Enfin, malgré un contexte budgétaire et fiscal tendu, le Parti socialiste promet toujours plus de dépenses, sans trop se soucier du chiffrage : hausse du Smic à 1 600 euros, abrogation de la réforme des retraites, création d’un droit à la reconversion avec protection des revenus à 100 % du salaire pendant une année, augmentation des aides à la pierre, hausse de la rémunération des enseignants, ou encore création d’un fond de sécurité climatique, etc. « Les très rares fois où ils précisent comment financer leur avalanche de dépenses supplémentaires, note Pierre Bentata, c’est systématiquement par l’augmentation de l’impôt sur le capital et les riches ». Un moyen, sans doute, d’accentuer la pression fiscale sans prendre le risque de rallumer la flamme de mouvements comme les Gilets jaunes ou Bloquons tout, et de « plumer l’oie pour obtenir le plus possible de plumes avec le moins possible de cris », selon la célèbre formule attribuée à Jean-Baptiste Colbert.

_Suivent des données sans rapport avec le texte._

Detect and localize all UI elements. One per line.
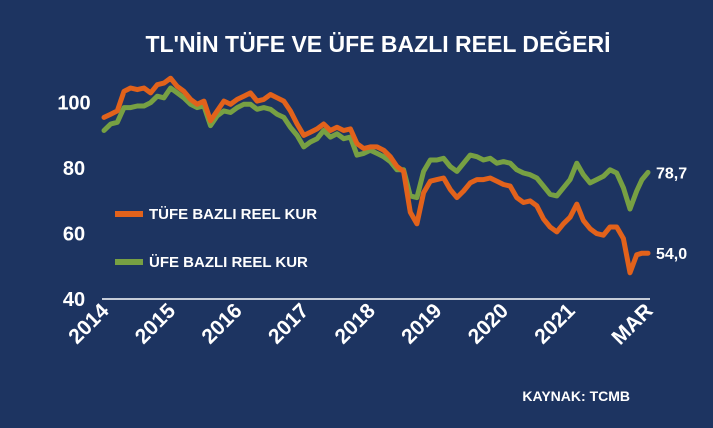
x-tick-label: 2019 <box>397 299 446 348</box>
legend-label-tufe: TÜFE BAZLI REEL KUR <box>149 206 317 223</box>
series-line-ufe <box>101 85 651 212</box>
x-tick-label: 2020 <box>464 299 513 348</box>
legend-item-ufe: ÜFE BAZLI REEL KUR <box>115 254 308 271</box>
legend: TÜFE BAZLI REEL KUR ÜFE BAZLI REEL KUR <box>115 206 317 271</box>
x-tick-label: 2018 <box>331 299 381 349</box>
x-tick-label: 2016 <box>197 299 246 348</box>
y-tick-label: 80 <box>63 158 85 180</box>
y-tick-label: 40 <box>63 289 85 311</box>
series-line-tufe <box>101 75 651 276</box>
plot-area <box>101 75 651 276</box>
end-label-tufe: 54,0 <box>656 246 687 263</box>
chart-title: TL'NİN TÜFE VE ÜFE BAZLI REEL DEĞERİ <box>145 30 610 57</box>
end-label-ufe: 78,7 <box>656 165 687 182</box>
x-tick-label: 2021 <box>530 299 580 349</box>
source-note: KAYNAK: TCMB <box>522 388 630 404</box>
legend-label-ufe: ÜFE BAZLI REEL KUR <box>149 254 308 271</box>
y-tick-label: 60 <box>63 224 85 246</box>
x-axis: 2014 2015 2016 2017 2018 2019 2020 2021 MAR <box>64 298 658 349</box>
x-tick-label: 2017 <box>264 299 313 348</box>
legend-item-tufe: TÜFE BAZLI REEL KUR <box>115 206 317 223</box>
x-tick-label: 2015 <box>131 299 181 349</box>
y-axis: 40 60 80 100 <box>57 93 90 311</box>
x-tick-label: MAR <box>607 299 657 349</box>
y-tick-label: 100 <box>57 93 90 115</box>
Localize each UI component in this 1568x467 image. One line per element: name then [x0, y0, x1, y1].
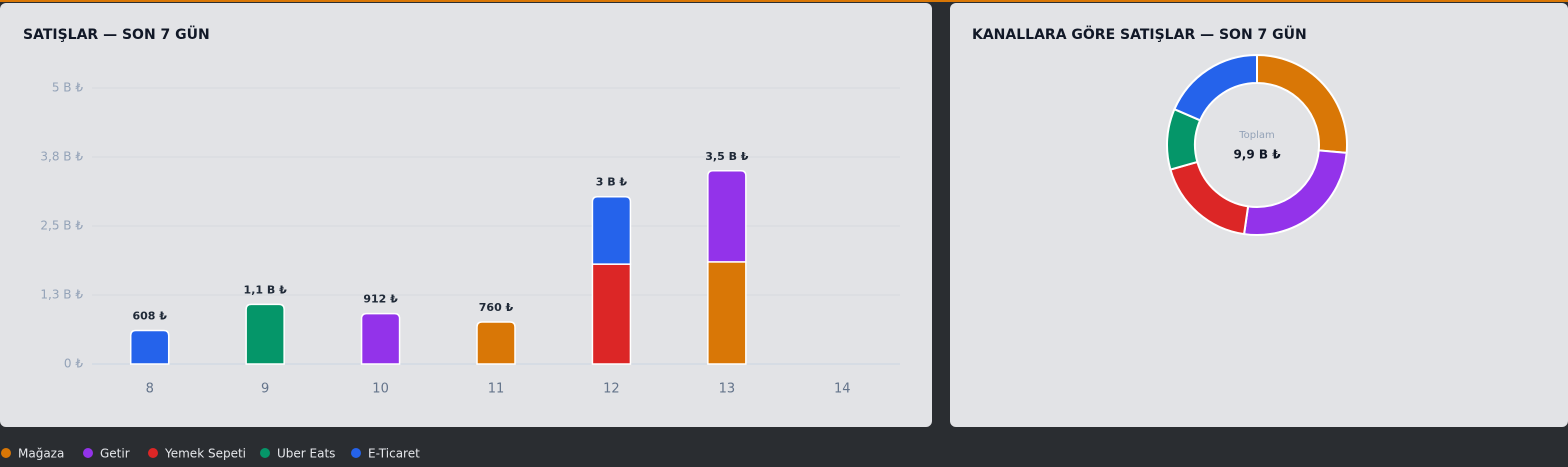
donut-center-title: Toplam — [1238, 130, 1275, 141]
x-tick-label: 10 — [372, 382, 389, 397]
bar-total-label: 760 ₺ — [479, 301, 514, 314]
legend-label: Mağaza — [18, 447, 64, 461]
y-tick-label: 5 B ₺ — [52, 81, 83, 95]
bar-total-label: 3,5 B ₺ — [705, 150, 749, 163]
x-tick-label: 12 — [603, 382, 620, 397]
x-tick-label: 11 — [488, 382, 505, 397]
legend-label: Getir — [100, 447, 130, 461]
bar-segment — [476, 321, 516, 365]
legend-swatch — [260, 448, 270, 458]
y-tick-label: 1,3 B ₺ — [40, 288, 83, 302]
y-tick-label: 3,8 B ₺ — [40, 150, 83, 164]
bar-segment — [591, 263, 632, 365]
donut-segment — [1173, 53, 1258, 122]
bar-segment — [360, 312, 401, 365]
bar-segment — [707, 170, 747, 263]
bar-total-label: 3 B ₺ — [596, 176, 628, 189]
legend-swatch — [1, 448, 11, 458]
x-tick-label: 14 — [834, 382, 851, 397]
x-tick-label: 9 — [261, 382, 269, 397]
legend-label: E-Ticaret — [368, 447, 420, 461]
legend-swatch — [83, 448, 93, 458]
bar-title: SATIŞLAR — SON 7 GÜN — [23, 25, 210, 43]
bar-segment — [707, 261, 747, 365]
bar-total-label: 1,1 B ₺ — [244, 283, 288, 296]
bar-segment — [129, 329, 170, 365]
donut-title: KANALLARA GÖRE SATIŞLAR — SON 7 GÜN — [972, 25, 1307, 43]
bar-segment — [591, 195, 632, 265]
donut-center-value: 9,9 B ₺ — [1233, 148, 1281, 162]
x-tick-label: 13 — [719, 382, 736, 397]
y-tick-label: 0 ₺ — [64, 357, 83, 371]
y-tick-label: 2,5 B ₺ — [40, 219, 83, 233]
x-tick-label: 8 — [146, 382, 154, 397]
legend-label: Yemek Sepeti — [164, 447, 246, 461]
legend-swatch — [351, 448, 361, 458]
bar-segment — [245, 303, 285, 365]
bar-panel — [0, 3, 932, 427]
bar-total-label: 912 ₺ — [363, 293, 398, 306]
top-border — [0, 0, 1568, 2]
legend-label: Uber Eats — [277, 447, 335, 461]
bar-total-label: 608 ₺ — [132, 309, 167, 322]
legend-swatch — [148, 448, 158, 458]
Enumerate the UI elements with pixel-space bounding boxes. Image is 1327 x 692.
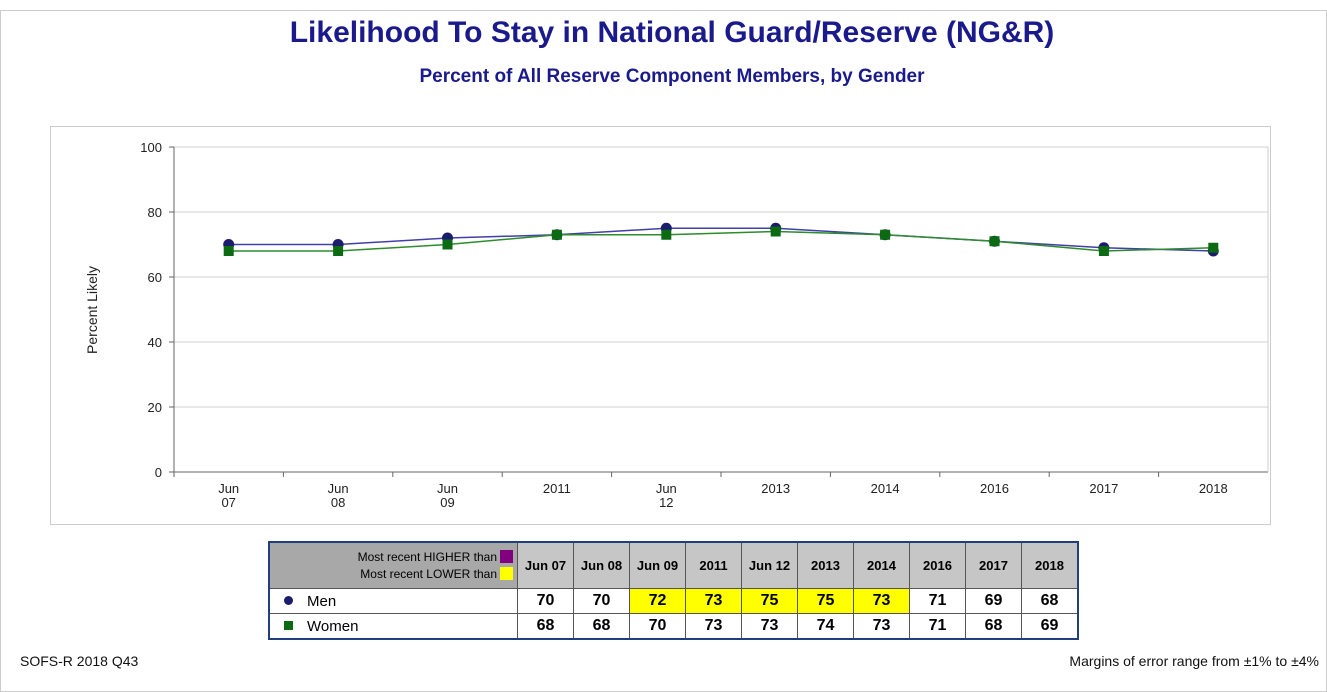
table-value: 72: [629, 588, 686, 614]
table-value: 75: [741, 588, 798, 614]
column-header: 2013: [797, 541, 854, 589]
legend-text: Most recent LOWER than: [360, 566, 497, 581]
legend-swatch: [500, 566, 513, 580]
series-line: [228, 227, 1214, 252]
y-tick-label: 40: [148, 335, 162, 350]
table-value: 70: [517, 588, 574, 614]
table-value: 71: [909, 613, 966, 640]
series-row: Men 70 70 72 73 75 75 73 71 69 68: [268, 588, 1079, 614]
series-row: Women 68 68 70 73 73 74 73 71 68 69: [268, 613, 1079, 640]
table-legend: Most recent HIGHER than Most recent LOWER…: [268, 541, 518, 589]
x-tick-label: 2018: [1198, 481, 1228, 496]
table-value: 68: [1021, 588, 1079, 614]
x-tick-label: 2017: [1089, 481, 1119, 496]
y-tick-label: 80: [148, 205, 162, 220]
table-value: 70: [629, 613, 686, 640]
legend-text: Most recent HIGHER than: [357, 549, 497, 564]
series-name: Women: [268, 613, 518, 640]
column-header: 2017: [965, 541, 1022, 589]
table-value: 73: [853, 613, 910, 640]
x-tick-label: Jun 07: [218, 481, 240, 510]
marker: [442, 239, 453, 250]
y-tick-label: 100: [140, 140, 162, 155]
note: Margins of error range from ±1% to ±4%: [1069, 653, 1319, 669]
legend-swatch: [500, 549, 513, 563]
x-tick-label: 2014: [870, 481, 900, 496]
table-value: 69: [1021, 613, 1079, 640]
chart-subtitle: Percent of All Reserve Component Members…: [419, 66, 925, 87]
column-header: 2016: [909, 541, 966, 589]
y-tick-label: 0: [155, 465, 162, 480]
marker: [551, 229, 562, 240]
table-value: 70: [573, 588, 630, 614]
marker: [1098, 246, 1109, 256]
table-value: 73: [741, 613, 798, 640]
y-tick-label: 20: [148, 400, 162, 415]
x-tick-label: 2013: [761, 481, 791, 496]
x-tick-label: 2016: [980, 481, 1009, 496]
legend-marker: [284, 595, 293, 605]
table-value: 75: [797, 588, 854, 614]
x-tick-label: Jun 09: [437, 481, 458, 510]
column-header: Jun 12: [741, 541, 798, 589]
legend-row: Most recent LOWER than: [270, 566, 513, 583]
legend-label: Women: [307, 617, 359, 635]
column-header: 2011: [685, 541, 742, 589]
legend-row: Most recent HIGHER than: [270, 549, 513, 566]
x-tick-label: Jun 08: [327, 481, 349, 510]
legend-marker: [284, 620, 293, 630]
marker: [880, 229, 891, 240]
table-value: 73: [685, 613, 742, 640]
table-value: 73: [853, 588, 910, 614]
column-header: Jun 07: [517, 541, 574, 589]
column-header: Jun 09: [629, 541, 686, 589]
column-header: 2014: [853, 541, 910, 589]
marker: [770, 226, 781, 237]
column-header: 2018: [1021, 541, 1079, 589]
marker: [1208, 242, 1219, 253]
x-tick-label: Jun 12: [655, 481, 677, 510]
column-header: Jun 08: [573, 541, 630, 589]
y-tick-label: 60: [148, 270, 162, 285]
plot-panel: [50, 126, 1271, 525]
marker: [333, 246, 344, 256]
table-value: 69: [965, 588, 1022, 614]
marker: [989, 236, 1000, 247]
legend-label: Men: [307, 592, 337, 610]
table-value: 71: [909, 588, 966, 614]
table-value: 68: [965, 613, 1022, 640]
marker: [661, 229, 672, 240]
table-value: 74: [797, 613, 854, 640]
chart-title: Likelihood To Stay in National Guard/Res…: [290, 16, 1055, 49]
series-line: [228, 230, 1214, 252]
table-value: 68: [517, 613, 574, 640]
header-row: Most recent HIGHER than Most recent LOWER…: [268, 541, 1079, 589]
marker: [223, 246, 234, 256]
series-name: Men: [268, 588, 518, 614]
data-table: Most recent HIGHER than Most recent LOWER…: [268, 541, 1079, 640]
source: SOFS-R 2018 Q43: [20, 653, 139, 669]
x-tick-label: 2011: [542, 481, 571, 496]
y-axis-label: Percent Likely: [84, 266, 100, 354]
table-value: 73: [685, 588, 742, 614]
table-value: 68: [573, 613, 630, 640]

Mais là encore, cette vieille antienne de la gauche ne brille pas par son efficacité. « Les socialistes restent encore et toujours bloqués dans cette même illusion du ‘les riches paieront’. Or, ça n’a jamais fonctionné, simplement parce que les agents économiques réagissent aux incitations », se désole Erwan le Noan, qui invite à se souvenir du fiasco de la taxe sur les yachts. Entrée en vigueur en 2018, ses défenseurs tablaient à l’époque sur un rendement de 5 à 10 millions d’euros. En 2025, il ne restait plus que cinq navires immatriculés en France et éligibles à la taxe, qui n’a finalement rapporté à l’Etat que 60 000 euros, soit 187 fois moins qu’espéré.
La présomption fatale
Au-delà des mesures, c’est la philosophie générale du projet qui sent le réchauffé, avec un retour assumé à l’étatisme et à la planification. Sur l’environnement, par exemple, le PS estime que la puissance publique ne peut plus se contenter « d’ajustements à la marge » et que la bifurcation écologique impose une « stratégie assumée de planification », à travers un « Secrétariat général à la planification, à la prospective et à l’aménagement du territoire ». Même chose pour la réindustrialisation, avec une « loi de programmation 2027-2032 » rappelant les grandes heures du Commissariat général du Plan créé au lendemain de la Seconde Guerre mondiale. Un simple survol du document en dit long sur l’état d’esprit des rédacteurs : « plan » ou « planification » y apparaissent 59 fois, « contrôle » 47 fois, « obliger » et ses dérivés 30 fois, « interdire » 21 fois, « réguler » 15 fois, « encadrer » 13 fois et « imposer » 9 fois. Le projet regorge ainsi de propositions comme la fusion de la Cnil et de l’Arcom afin de créer une « police numérique ».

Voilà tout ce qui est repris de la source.